There. I said it. I don’t even like peanut butter, or peanuts for that matter…. Unless they’re covered in chocolate. I’ll eat possibly anything covered in chocolate actually. However unfortunately while cocoa is a plant and plants have leaves, chocolate is not acceptable as salad. Boo.
This is my solution: Reese’s Peanut Butter Cups – gym bunny style.
Took these in to my fabulous PT Jim (@JimInTheGym) with TrewHealth and all but one were gone by the time I finished my session.
These are super easy to make too, require no cooking and no sharp objects (unless you choose to use a stick blender) so are kiddie-helper friendly.
They are GLUTEN, SUGAR, DAIRY FREE. If you have peanut allergies you can sub the peanut butter for almond butter or homemade hazelnut butter (hazelnut version tastes amazing b-t-dubs).
I don’t have exact amounts but just go with what feels/tastes good to you.
YOU’LL NEED
In a bowl, mix equal parts coconut oil & peanut butter. You can use a stick blender or stick it in the microwave for a few seconds to soften the coconut oil.
Split mix into two bowls.
Into one bowl add stevia to taste and a few heaped dessert spoons of desiccated coconut. Mix thoroughly.

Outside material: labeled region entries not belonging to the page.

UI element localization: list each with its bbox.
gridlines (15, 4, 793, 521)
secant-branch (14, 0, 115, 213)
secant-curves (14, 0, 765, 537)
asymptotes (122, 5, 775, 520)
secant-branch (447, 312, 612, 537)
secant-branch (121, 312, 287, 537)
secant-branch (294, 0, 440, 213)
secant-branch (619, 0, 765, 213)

Into the other bowl add 2-3 heaped dessert spoons of raw cacao (you can use cocoa but it is more processed and has fewer antioxidants) and stevia to taste.

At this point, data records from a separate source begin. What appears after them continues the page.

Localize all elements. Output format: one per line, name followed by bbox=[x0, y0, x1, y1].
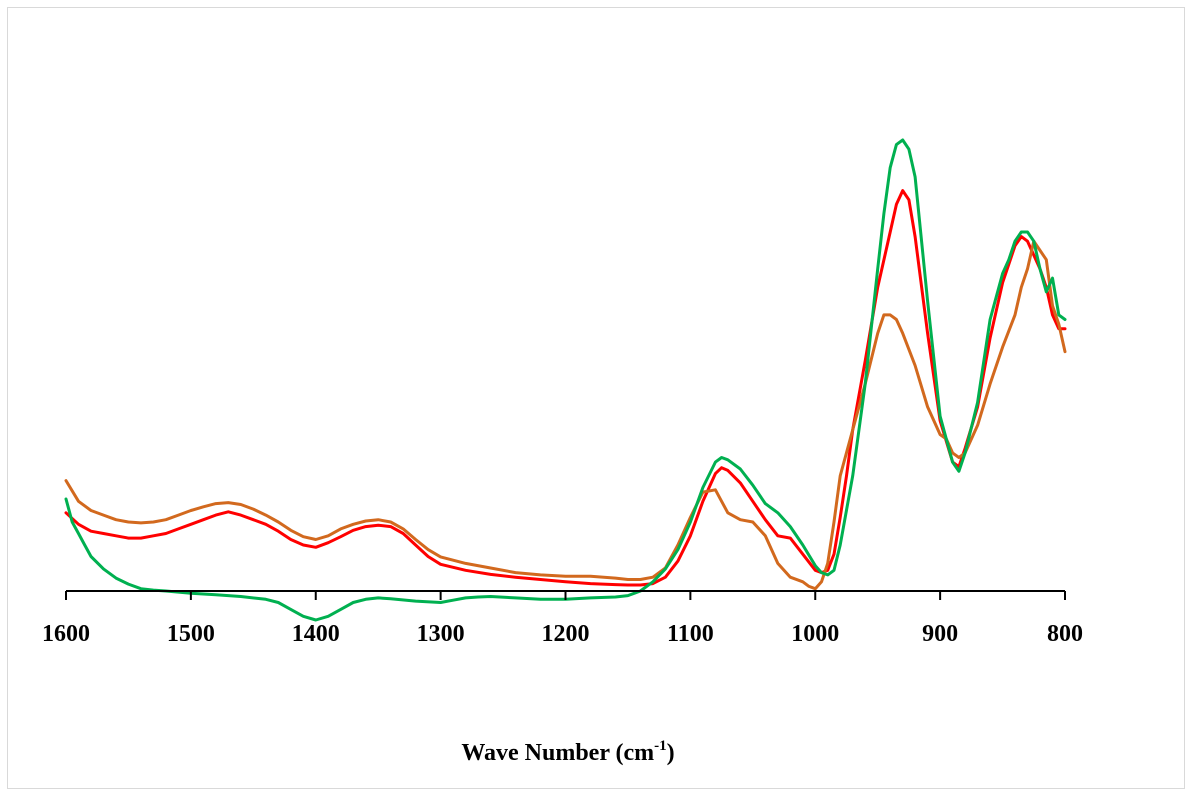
x-tick-label: 1000 bbox=[791, 621, 839, 647]
series-layer bbox=[64, 138, 1067, 622]
chart-frame bbox=[7, 7, 1185, 789]
x-axis-ticks: 1600 1500 1400 1300 1200 1100 1000 900 800 bbox=[42, 591, 1083, 647]
series-line-2 bbox=[64, 239, 1067, 591]
x-tick-label: 900 bbox=[922, 621, 958, 647]
series-line-1 bbox=[64, 189, 1067, 587]
x-tick-label: 1100 bbox=[667, 621, 714, 647]
x-axis-title: Wave Number (cm-1) bbox=[461, 738, 674, 766]
x-tick-label: 800 bbox=[1047, 621, 1083, 647]
x-tick-label: 1400 bbox=[292, 621, 340, 647]
x-axis: 1600 1500 1400 1300 1200 1100 1000 900 800 bbox=[42, 590, 1083, 647]
x-axis-title-superscript: -1 bbox=[654, 738, 667, 754]
x-tick-label: 1200 bbox=[542, 621, 590, 647]
x-axis-title-main: Wave Number (cm bbox=[461, 740, 654, 766]
x-axis-title-suffix: ) bbox=[667, 740, 675, 766]
series-line-3 bbox=[64, 138, 1067, 622]
x-tick-label: 1500 bbox=[167, 621, 215, 647]
x-tick-label: 1600 bbox=[42, 621, 90, 647]
x-tick-label: 1300 bbox=[417, 621, 465, 647]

You can totally tell I’m not a food photographer.
Mini cupcake tins are the best for this. You don’t need to use papers as the mix (being high in oil) won’t stick but I do anyway.
Spoon one of you mixtures into each pan, half filling them.
Then, spoon your other mixture on top until the pans are full.
Top with some shredded coconut if you like and you’re good to go! Put them in the fridge for 1-2 hours to set then enjoy. Keep these in the fridge to stay firm.